Chapter 2 presents the most widely used parts of the specification and goes into more depth on what are the most important items to most readers of this book. If any of the details are of particular interest to you, please spend some time reading relevant parts of the specification. While it is at times a bit convoluted, it is not generally a difficult specification to read.

Namespaces in XML

While the XML 1.0 recommendation defines specific syntactic aspects of XML and one way of creating document types, it does not discuss how to combine components from multiple document types. The Namespaces in XML recommendation, available at http://www.w3.org/TR/REC-xml-names (referred to as Namespaces from now on), deals with the syntactic and structural mechanics of combining structured components from different specifications, but is largely silent on the meaning of resulting combinations. For this, it defers to specifications that had not been written when Namespaces was published.

This recommendation places some additional constraints on the syntactic construction of conformant documents. It allows a document to specify the source of each element or attribute by placing it in a namespace. Each namespace provides definitions for elements and attributes. How the elements and attributes are defined is not covered in this specification, so the concept of validation of an arbitrary document that uses namespaces is not entirely clear. It is possible to create a document type using XML 1.0 that has some support for namespaces, but such a schema loses much of the flexibility offered by the Namespaces specification. For example, the document type would have to specify the particular prefixes to which each namespace is bound, while the Namespaces specification allows prefixes to be determined by the document rather than the schema. Alternate schema languages that have better support for Namespaces have been defined; these are discussed briefly in Chapter 2.

XML as a Foundation

Like its predecessor SGML, XML provides a way to define languages that fit the requirements of your application. By specifying the exact syntax of the grammatical elements (such as the characters used to mark the start of an element), it has reduced the effort required to build conforming software—the components needed to extract an application’s data from XML are far smaller and simpler to use than the corresponding components are for SGML.

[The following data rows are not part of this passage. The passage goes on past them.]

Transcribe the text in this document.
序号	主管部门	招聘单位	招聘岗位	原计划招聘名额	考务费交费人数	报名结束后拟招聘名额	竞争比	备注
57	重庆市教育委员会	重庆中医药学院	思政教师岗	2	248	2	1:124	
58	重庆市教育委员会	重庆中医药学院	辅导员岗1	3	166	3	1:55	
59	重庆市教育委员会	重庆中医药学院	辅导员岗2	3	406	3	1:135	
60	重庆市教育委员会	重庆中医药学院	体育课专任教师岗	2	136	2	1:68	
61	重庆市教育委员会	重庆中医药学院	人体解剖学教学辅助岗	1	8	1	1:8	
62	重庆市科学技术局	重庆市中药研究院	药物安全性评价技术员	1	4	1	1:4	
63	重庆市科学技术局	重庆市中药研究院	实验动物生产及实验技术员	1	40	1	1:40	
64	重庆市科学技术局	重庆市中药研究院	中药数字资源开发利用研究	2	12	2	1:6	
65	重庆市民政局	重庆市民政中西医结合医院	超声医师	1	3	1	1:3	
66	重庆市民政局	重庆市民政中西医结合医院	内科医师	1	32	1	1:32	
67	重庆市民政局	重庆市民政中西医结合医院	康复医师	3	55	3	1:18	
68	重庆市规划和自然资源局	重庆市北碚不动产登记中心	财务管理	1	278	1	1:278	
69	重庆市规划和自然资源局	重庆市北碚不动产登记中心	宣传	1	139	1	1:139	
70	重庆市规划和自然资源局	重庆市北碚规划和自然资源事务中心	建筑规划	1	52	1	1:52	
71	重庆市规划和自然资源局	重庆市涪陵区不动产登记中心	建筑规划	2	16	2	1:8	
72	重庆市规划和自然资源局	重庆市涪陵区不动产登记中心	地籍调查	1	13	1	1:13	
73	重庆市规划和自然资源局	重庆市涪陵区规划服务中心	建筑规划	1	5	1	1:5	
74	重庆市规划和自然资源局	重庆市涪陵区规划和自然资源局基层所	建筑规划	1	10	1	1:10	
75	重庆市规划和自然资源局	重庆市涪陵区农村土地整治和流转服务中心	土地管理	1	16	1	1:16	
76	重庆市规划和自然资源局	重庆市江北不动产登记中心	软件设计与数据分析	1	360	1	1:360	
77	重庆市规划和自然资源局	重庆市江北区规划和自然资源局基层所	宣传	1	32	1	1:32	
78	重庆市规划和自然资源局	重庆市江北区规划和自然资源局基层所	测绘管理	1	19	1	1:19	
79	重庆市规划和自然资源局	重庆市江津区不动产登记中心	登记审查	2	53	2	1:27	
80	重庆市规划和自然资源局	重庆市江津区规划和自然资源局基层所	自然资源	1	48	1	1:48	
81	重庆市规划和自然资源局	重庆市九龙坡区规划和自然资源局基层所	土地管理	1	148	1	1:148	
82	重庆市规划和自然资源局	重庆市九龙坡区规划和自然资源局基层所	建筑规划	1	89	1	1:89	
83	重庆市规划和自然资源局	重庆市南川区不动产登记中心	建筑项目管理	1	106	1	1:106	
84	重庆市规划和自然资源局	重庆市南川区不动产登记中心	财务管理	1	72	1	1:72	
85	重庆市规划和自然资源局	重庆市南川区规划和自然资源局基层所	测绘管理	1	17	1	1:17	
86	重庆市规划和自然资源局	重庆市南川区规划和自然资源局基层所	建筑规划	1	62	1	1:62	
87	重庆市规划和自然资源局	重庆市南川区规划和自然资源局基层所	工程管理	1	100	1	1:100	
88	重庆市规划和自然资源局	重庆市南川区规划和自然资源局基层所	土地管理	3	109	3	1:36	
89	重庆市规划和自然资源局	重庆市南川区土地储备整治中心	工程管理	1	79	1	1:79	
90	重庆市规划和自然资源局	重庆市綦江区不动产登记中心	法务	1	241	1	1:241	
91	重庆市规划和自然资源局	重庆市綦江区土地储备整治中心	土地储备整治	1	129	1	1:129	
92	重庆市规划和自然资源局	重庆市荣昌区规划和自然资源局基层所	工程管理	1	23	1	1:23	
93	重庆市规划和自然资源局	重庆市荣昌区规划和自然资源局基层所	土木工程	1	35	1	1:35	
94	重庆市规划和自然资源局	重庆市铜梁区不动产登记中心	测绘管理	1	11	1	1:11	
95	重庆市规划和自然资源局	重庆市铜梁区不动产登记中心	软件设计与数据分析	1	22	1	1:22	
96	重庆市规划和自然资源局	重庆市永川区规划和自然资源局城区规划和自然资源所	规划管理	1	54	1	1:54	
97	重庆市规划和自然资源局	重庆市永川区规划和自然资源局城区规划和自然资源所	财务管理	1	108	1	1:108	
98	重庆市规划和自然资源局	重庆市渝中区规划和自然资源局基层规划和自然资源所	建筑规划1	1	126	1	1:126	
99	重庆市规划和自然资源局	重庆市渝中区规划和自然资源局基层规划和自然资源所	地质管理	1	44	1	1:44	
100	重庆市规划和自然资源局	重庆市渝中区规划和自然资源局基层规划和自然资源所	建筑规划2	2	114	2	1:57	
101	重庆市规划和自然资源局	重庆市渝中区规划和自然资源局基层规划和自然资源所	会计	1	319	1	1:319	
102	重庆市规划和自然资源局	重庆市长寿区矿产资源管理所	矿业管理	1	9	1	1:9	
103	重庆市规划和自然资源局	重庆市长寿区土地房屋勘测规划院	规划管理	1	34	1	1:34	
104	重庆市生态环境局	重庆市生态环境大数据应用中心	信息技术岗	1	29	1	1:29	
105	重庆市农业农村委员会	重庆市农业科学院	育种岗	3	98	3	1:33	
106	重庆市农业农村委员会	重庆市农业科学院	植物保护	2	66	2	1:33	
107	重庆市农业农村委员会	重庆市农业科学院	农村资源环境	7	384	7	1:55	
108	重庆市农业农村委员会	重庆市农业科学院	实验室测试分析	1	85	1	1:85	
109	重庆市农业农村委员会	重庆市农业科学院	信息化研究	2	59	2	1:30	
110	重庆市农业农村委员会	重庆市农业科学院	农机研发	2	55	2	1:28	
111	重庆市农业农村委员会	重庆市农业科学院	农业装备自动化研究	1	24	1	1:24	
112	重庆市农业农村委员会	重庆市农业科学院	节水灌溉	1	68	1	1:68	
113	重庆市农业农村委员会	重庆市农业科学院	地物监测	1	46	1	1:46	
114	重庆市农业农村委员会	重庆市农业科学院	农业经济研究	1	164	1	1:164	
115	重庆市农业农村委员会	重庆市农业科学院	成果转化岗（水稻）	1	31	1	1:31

The additional specifications, which the trade press so enjoy discussing every time a news release comes out, are generally built by defining new languages using the base XML and Namespaces recommendations. These are often documented by schema definitions (the forms that these take are described in Chapter 2) as well as committee-driven documents that attempt to explain how the language should be used. Since every industry has at least one consortium that deals in part with data interchange between different components of the industry (think of doctors, pharmacies, and hospitals in the health care field), many standards take this form. Many of the standards for XML are derived from earlier efforts using older SGML industry-specific languages, and many are new.

Locating information about the languages that have been defined for your industry may be easy or it may be difficult. There are many resources you can use to locate relevant specifications:

http://www.schema.net/

This web site contains information on a range of standards based on XML, including general business-oriented specifications, industry-specific standards, interoperable languages for academic research, and general Internet-related specifications.

http://www.biztalk.com/

Information about the Microsoft-sponsored “BizTalk” range of business interoperability specifications can be found at this web site.

http://www.ebxml.org/

The “e-business XML” initiative, or ebXML, grows out of the EDI community, and generally competes with BizTalk.

http://www.w3.org/

For general Internet-related specifications, the World Wide Web Consortium is perhaps the best place to look; the working groups there have a broad constituency and the results of their efforts have a high level of uptake wherever they apply.

http://www.google.com/

If all else fails, try searching here for “XML” and various keywords related to your industry (especially the names of major industry consortia).